I refrain here from any attempt to sketch a plan of ultimate self-government for India, but I have argued the matter out with the natives, and I intend in a future chapter to set it forth in detail. Suffice it now to say that a change of some sort is immediately necessary, or at least an assured prospect of change, if worse calamities are to be avoided. The danger I foresee is that, with an immense agricultural population chronically starved, and a town population becoming every day more and more enlightened and more and more enraged at its servitude, time may not be given for the slow growth of opinion in England as to the need of change. I am convinced that if at the present moment any serious disaffection were to arise in the native army, such as occurred in 1857, it would not lead to a revolt only.

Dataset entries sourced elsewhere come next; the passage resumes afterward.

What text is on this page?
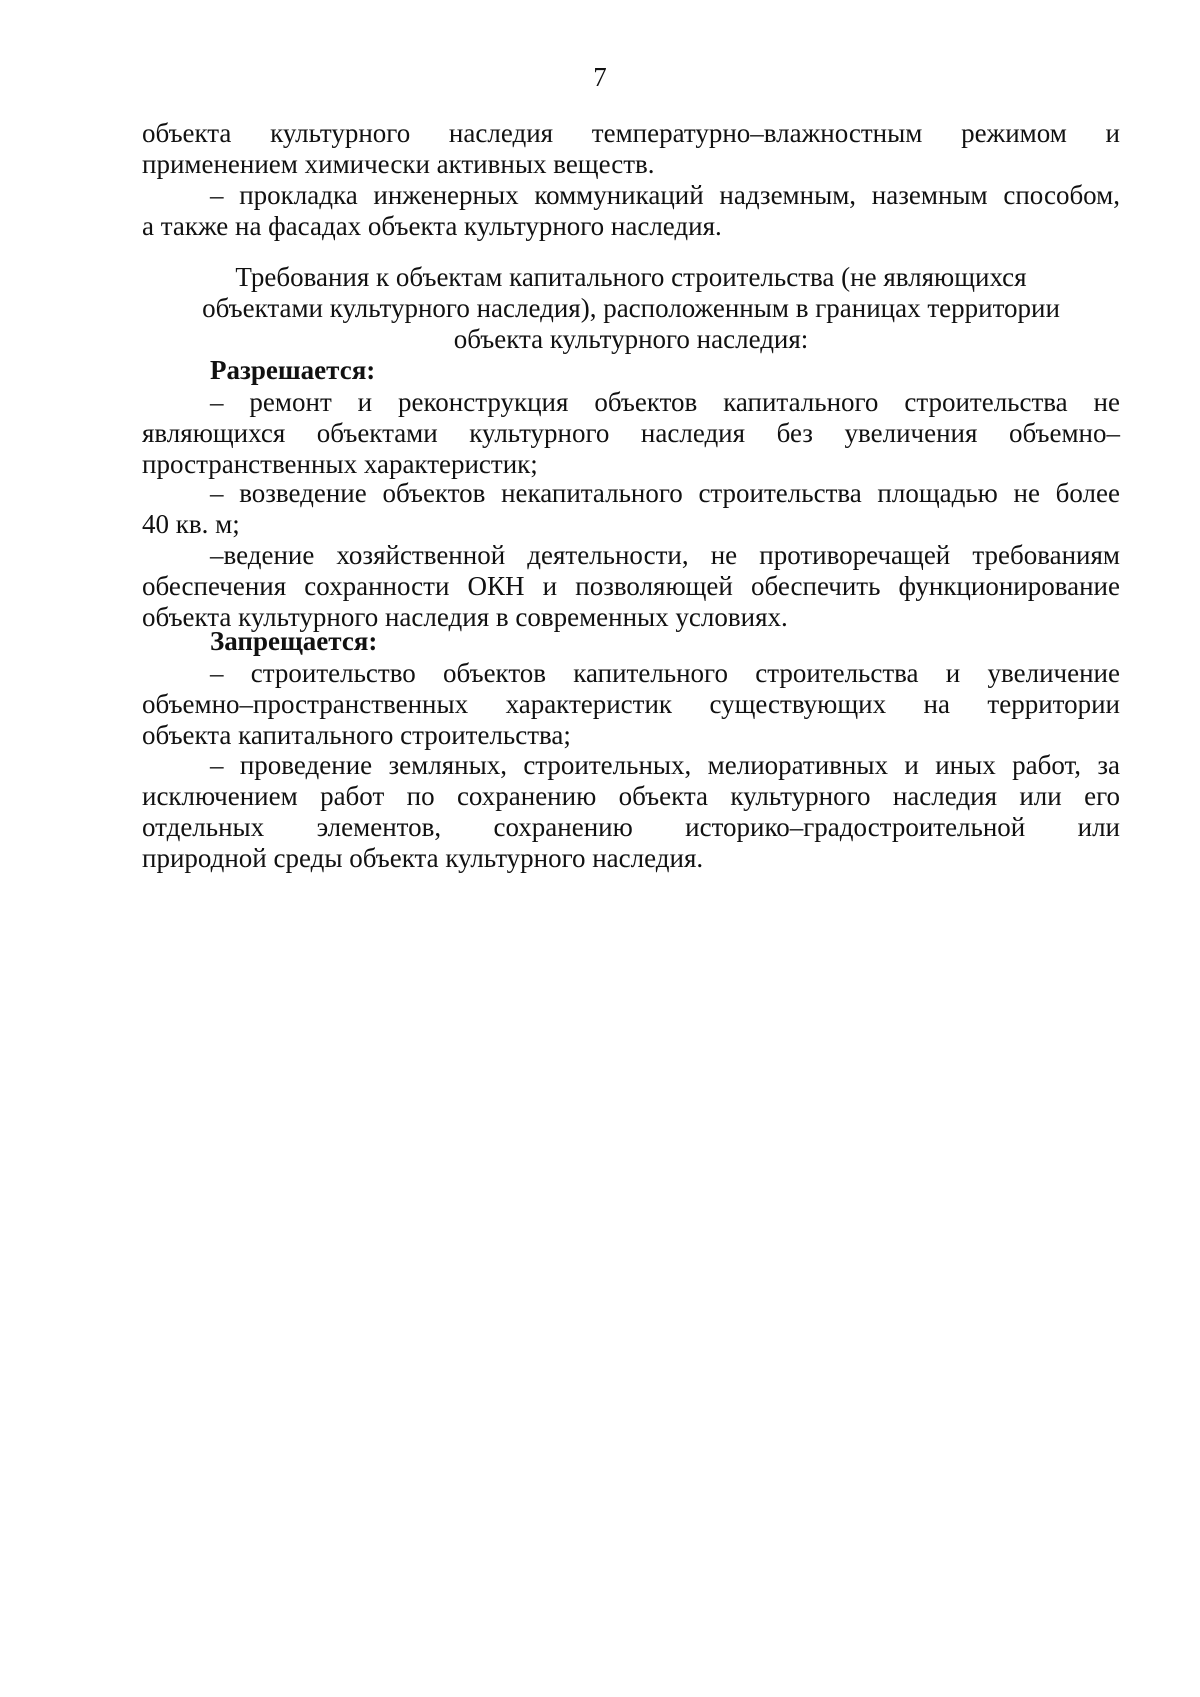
7
объекта культурного наследия температурно–влажностным режимом и
применением химически активных веществ.
– прокладка инженерных коммуникаций надземным, наземным способом,
а также на фасадах объекта культурного наследия.
Требования к объектам капитального строительства (не являющихся
объектами культурного наследия), расположенным в границах территории
объекта культурного наследия:
Разрешается:
– ремонт и реконструкция объектов капитального строительства не
являющихся объектами культурного наследия без увеличения объемно–
пространственных характеристик;
– возведение объектов некапитального строительства площадью не более
40 кв. м;
–ведение хозяйственной деятельности, не противоречащей требованиям
обеспечения сохранности ОКН и позволяющей обеспечить функционирование
объекта культурного наследия в современных условиях.
Запрещается:
– строительство объектов капительного строительства и увеличение
объемно–пространственных характеристик существующих на территории
объекта капитального строительства;
– проведение земляных, строительных, мелиоративных и иных работ, за
исключением работ по сохранению объекта культурного наследия или его
отдельных элементов, сохранению историко–градостроительной или
природной среды объекта культурного наследия.
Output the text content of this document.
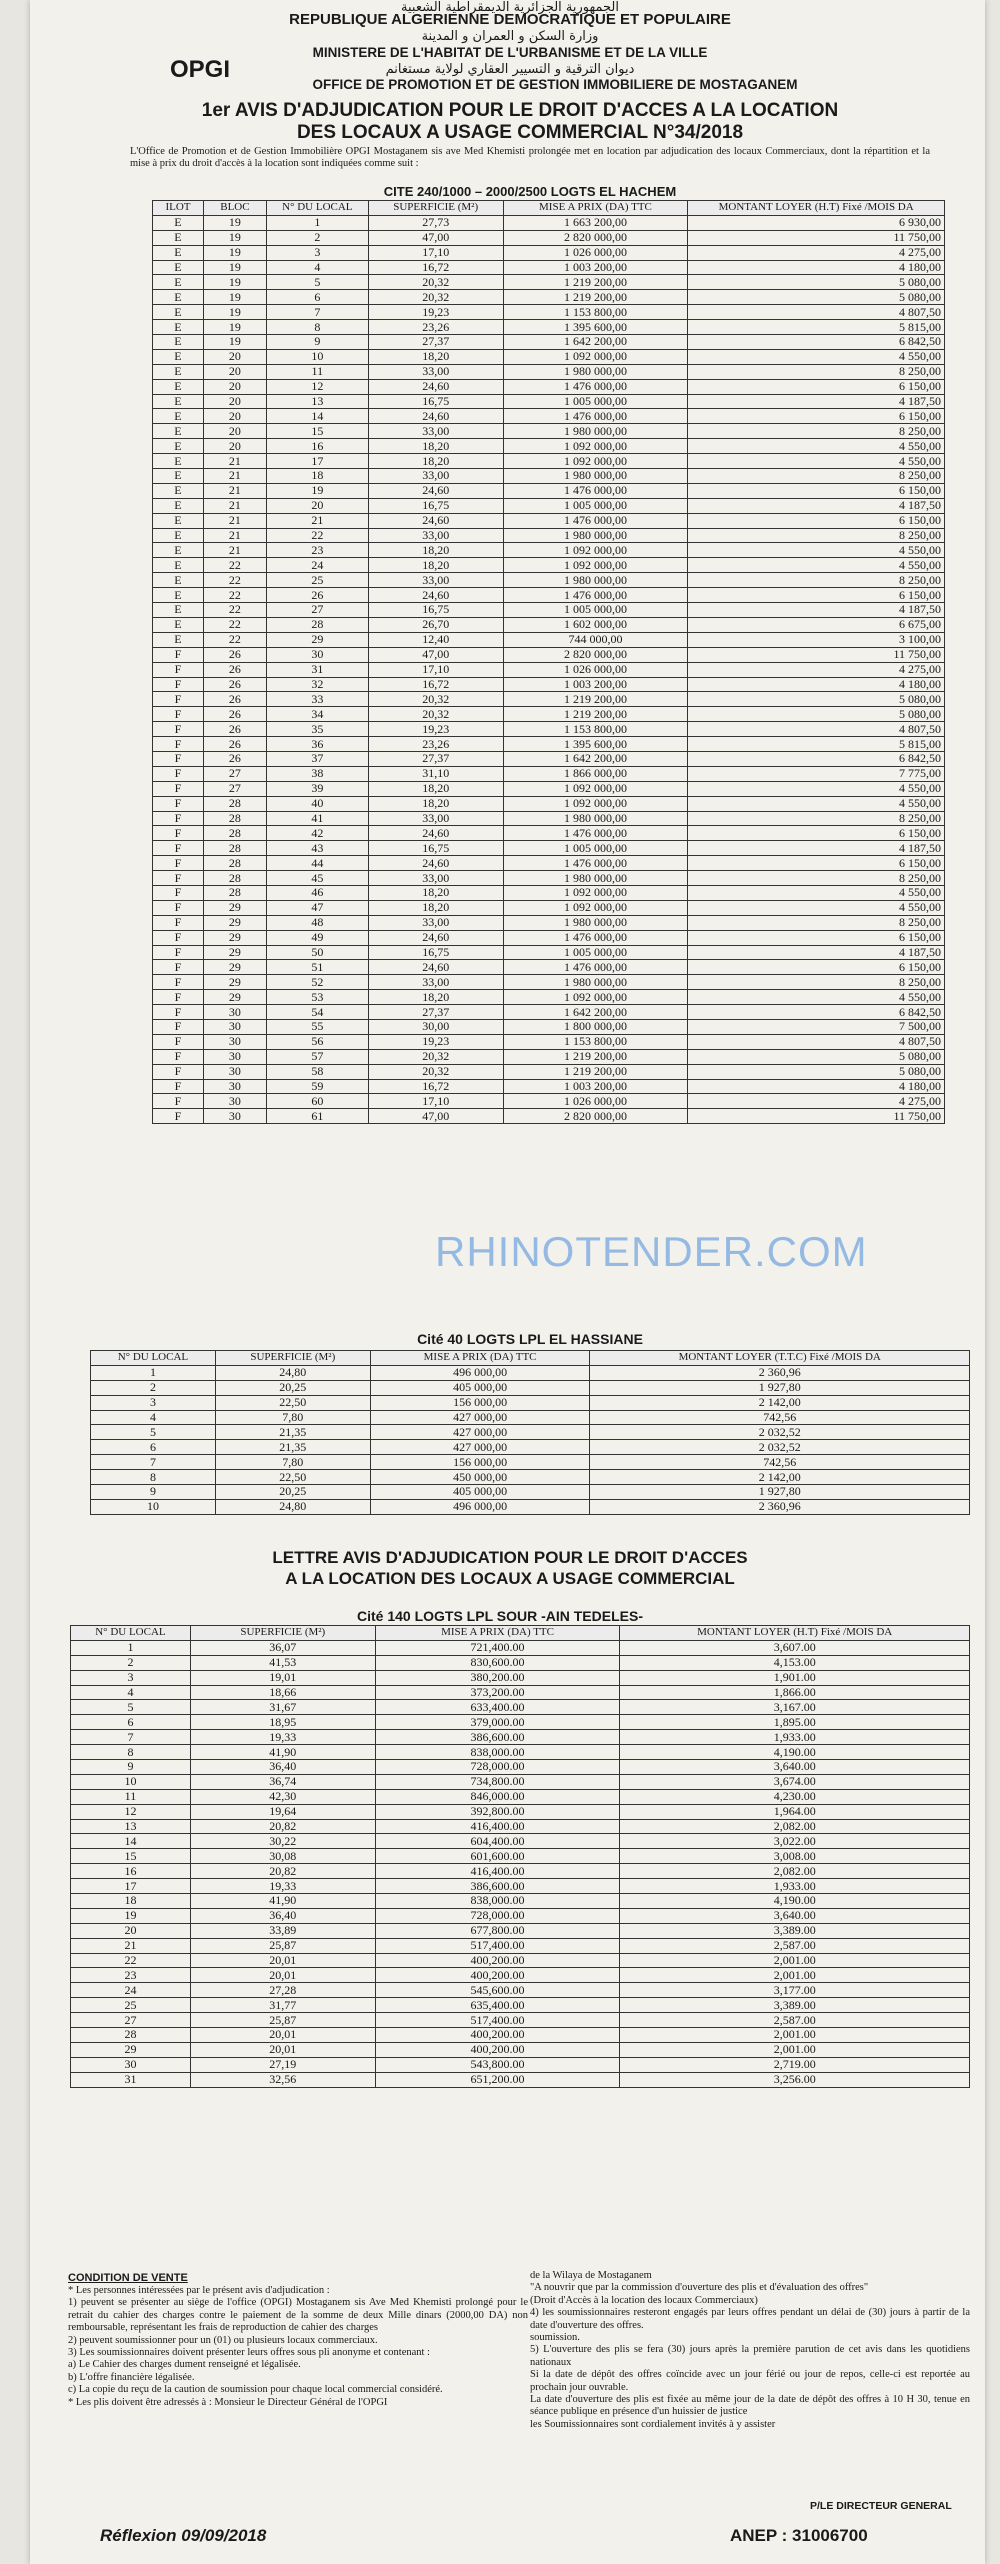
الجمهورية الجزائرية الديمقراطية الشعبية
REPUBLIQUE ALGERIENNE DEMOCRATIQUE ET POPULAIRE
وزارة السكن و العمران و المدينة
MINISTERE DE L'HABITAT DE L'URBANISME ET DE LA VILLE
OPGI	ديوان الترقية و التسيير العقاري لولاية مستغانم
OFFICE DE PROMOTION ET DE GESTION IMMOBILIERE DE MOSTAGANEM
1er AVIS D'ADJUDICATION POUR LE DROIT D'ACCES A LA LOCATION
DES LOCAUX A USAGE COMMERCIAL N°34/2018
L'Office de Promotion et de Gestion Immobilière OPGI Mostaganem sis ave Med Khemisti prolongée met en location par adjudication des locaux Commerciaux, dont la répartition et la mise à prix du droit d'accès à la location sont indiquées comme suit :
CITE 240/1000 – 2000/2500 LOGTS EL HACHEM
ILOT	BLOC	N° DU LOCAL	SUPERFICIE (M²)	MISE A PRIX (DA) TTC	MONTANT LOYER (H.T) Fixé /MOIS DA
E	19	1	27,73	1 663 200,00	6 930,00
E	19	2	47,00	2 820 000,00	11 750,00
E	19	3	17,10	1 026 000,00	4 275,00
E	19	4	16,72	1 003 200,00	4 180,00
E	19	5	20,32	1 219 200,00	5 080,00
E	19	6	20,32	1 219 200,00	5 080,00
E	19	7	19,23	1 153 800,00	4 807,50
E	19	8	23,26	1 395 600,00	5 815,00
E	19	9	27,37	1 642 200,00	6 842,50
E	20	10	18,20	1 092 000,00	4 550,00
E	20	11	33,00	1 980 000,00	8 250,00
E	20	12	24,60	1 476 000,00	6 150,00
E	20	13	16,75	1 005 000,00	4 187,50
E	20	14	24,60	1 476 000,00	6 150,00
E	20	15	33,00	1 980 000,00	8 250,00
E	20	16	18,20	1 092 000,00	4 550,00
E	21	17	18,20	1 092 000,00	4 550,00
E	21	18	33,00	1 980 000,00	8 250,00
E	21	19	24,60	1 476 000,00	6 150,00
E	21	20	16,75	1 005 000,00	4 187,50
E	21	21	24,60	1 476 000,00	6 150,00
E	21	22	33,00	1 980 000,00	8 250,00
E	21	23	18,20	1 092 000,00	4 550,00
E	22	24	18,20	1 092 000,00	4 550,00
E	22	25	33,00	1 980 000,00	8 250,00
E	22	26	24,60	1 476 000,00	6 150,00
E	22	27	16,75	1 005 000,00	4 187,50
E	22	28	26,70	1 602 000,00	6 675,00
E	22	29	12,40	744 000,00	3 100,00
F	26	30	47,00	2 820 000,00	11 750,00
F	26	31	17,10	1 026 000,00	4 275,00
F	26	32	16,72	1 003 200,00	4 180,00
F	26	33	20,32	1 219 200,00	5 080,00
F	26	34	20,32	1 219 200,00	5 080,00
F	26	35	19,23	1 153 800,00	4 807,50
F	26	36	23,26	1 395 600,00	5 815,00
F	26	37	27,37	1 642 200,00	6 842,50
F	27	38	31,10	1 866 000,00	7 775,00
F	27	39	18,20	1 092 000,00	4 550,00
F	28	40	18,20	1 092 000,00	4 550,00
F	28	41	33,00	1 980 000,00	8 250,00
F	28	42	24,60	1 476 000,00	6 150,00
F	28	43	16,75	1 005 000,00	4 187,50
F	28	44	24,60	1 476 000,00	6 150,00
F	28	45	33,00	1 980 000,00	8 250,00
F	28	46	18,20	1 092 000,00	4 550,00
F	29	47	18,20	1 092 000,00	4 550,00
F	29	48	33,00	1 980 000,00	8 250,00
F	29	49	24,60	1 476 000,00	6 150,00
F	29	50	16,75	1 005 000,00	4 187,50
F	29	51	24,60	1 476 000,00	6 150,00
F	29	52	33,00	1 980 000,00	8 250,00
F	29	53	18,20	1 092 000,00	4 550,00
F	30	54	27,37	1 642 200,00	6 842,50
F	30	55	30,00	1 800 000,00	7 500,00
F	30	56	19,23	1 153 800,00	4 807,50
F	30	57	20,32	1 219 200,00	5 080,00
F	30	58	20,32	1 219 200,00	5 080,00
F	30	59	16,72	1 003 200,00	4 180,00
F	30	60	17,10	1 026 000,00	4 275,00
F	30	61	47,00	2 820 000,00	11 750,00
RHINOTENDER.COM
Cité 40 LOGTS LPL EL HASSIANE
N° DU LOCAL	SUPERFICIE (M²)	MISE A PRIX (DA) TTC	MONTANT LOYER (T.T.C) Fixé /MOIS DA
1	24,80	496 000,00	2 360,96
2	20,25	405 000,00	1 927,80
3	22,50	156 000,00	2 142,00
4	7,80	427 000,00	742,56
5	21,35	427 000,00	2 032,52
6	21,35	427 000,00	2 032,52
7	7,80	156 000,00	742,56
8	22,50	450 000,00	2 142,00
9	20,25	405 000,00	1 927,80
10	24,80	496 000,00	2 360,96
LETTRE AVIS D'ADJUDICATION POUR LE DROIT D'ACCES
A LA LOCATION DES LOCAUX A USAGE COMMERCIAL
Cité 140 LOGTS LPL SOUR -AIN TEDELES-
N° DU LOCAL	SUPERFICIE (M²)	MISE A PRIX (DA) TTC	MONTANT LOYER (H.T) Fixé /MOIS DA
1	36,07	721,400.00	3,607.00
2	41,53	830,600.00	4,153.00
3	19,01	380,200.00	1,901.00
4	18,66	373,200.00	1,866.00
5	31,67	633,400.00	3,167.00
6	18,95	379,000.00	1,895.00
7	19,33	386,600.00	1,933.00
8	41,90	838,000.00	4,190.00
9	36,40	728,000.00	3,640.00
10	36,74	734,800.00	3,674.00
11	42,30	846,000.00	4,230.00
12	19,64	392,800.00	1,964.00
13	20,82	416,400.00	2,082.00
14	30,22	604,400.00	3,022.00
15	30,08	601,600.00	3,008.00
16	20,82	416,400.00	2,082.00
17	19,33	386,600.00	1,933.00
18	41,90	838,000.00	4,190.00
19	36,40	728,000.00	3,640.00
20	33,89	677,800.00	3,389.00
21	25,87	517,400.00	2,587.00
22	20,01	400,200.00	2,001.00
23	20,01	400,200.00	2,001.00
24	27,28	545,600.00	3,177.00
25	31,77	635,400.00	3,389.00
27	25,87	517,400.00	2,587.00
28	20,01	400,200.00	2,001.00
29	20,01	400,200.00	2,001.00
30	27,19	543,800.00	2,719.00
31	32,56	651,200.00	3,256.00
CONDITION DE VENTE
* Les personnes intéressées par le présent avis d'adjudication :
1) peuvent se présenter au siège de l'office (OPGI) Mostaganem sis Ave Med Khemisti prolongé pour le retrait du cahier des charges contre le paiement de la somme de deux Mille dinars (2000,00 DA) non remboursable, représentant les frais de reproduction de cahier des charges
2) peuvent soumissionner pour un (01) ou plusieurs locaux commerciaux.
3) Les soumissionnaires doivent présenter leurs offres sous pli anonyme et contenant :
a) Le Cahier des charges dument renseigné et légalisée.
b) L'offre financière légalisée.
c) La copie du reçu de la caution de soumission pour chaque local commercial considéré.
* Les plis doivent être adressés à : Monsieur le Directeur Général de l'OPGI
de la Wilaya de Mostaganem
"A nouvrir que par la commission d'ouverture des plis et d'évaluation des offres"
(Droit d'Accès à la location des locaux Commerciaux)
4) les soumissionnaires resteront engagés par leurs offres pendant un délai de (30) jours à partir de la date d'ouverture des offres.
soumission.
5) L'ouverture des plis se fera (30) jours après la première parution de cet avis dans les quotidiens nationaux
Si la date de dépôt des offres coïncide avec un jour férié ou jour de repos, celle-ci est reportée au prochain jour ouvrable.
La date d'ouverture des plis est fixée au même jour de la date de dépôt des offres à 10 H 30, tenue en séance publique en présence d'un huissier de justice
les Soumissionnaires sont cordialement invités à y assister
P/LE DIRECTEUR GENERAL
Réflexion 09/09/2018	ANEP : 31006700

It would be joined, as the other was not, by the whole people. The agricultural poor would join it because of their misery, the townsmen in spite of themselves, because of their deep resentment against the Anglo-Indians, and the native servants of the Crown because of the checks placed on their advancement. The voice of reason, such as now prevails in the academical discussions of the educated class, would then be drowned in the general noise, and only the sense of anger and revenge remain. I know that many of the most enlightened Indian thinkers dread this, and that their best hope is to make the reality of their grievances, the just causes of their anger, heard in time by the English people. They still trust in the English people if they could only make them hear. But they are beginning to doubt the possibility of attracting their attention, and they are very nearly in despair. Soon they may find it necessary to trust no one in the world but themselves. To-day their motto is “Reform.” Let us not drive them to make it “Revolution” to-morrow.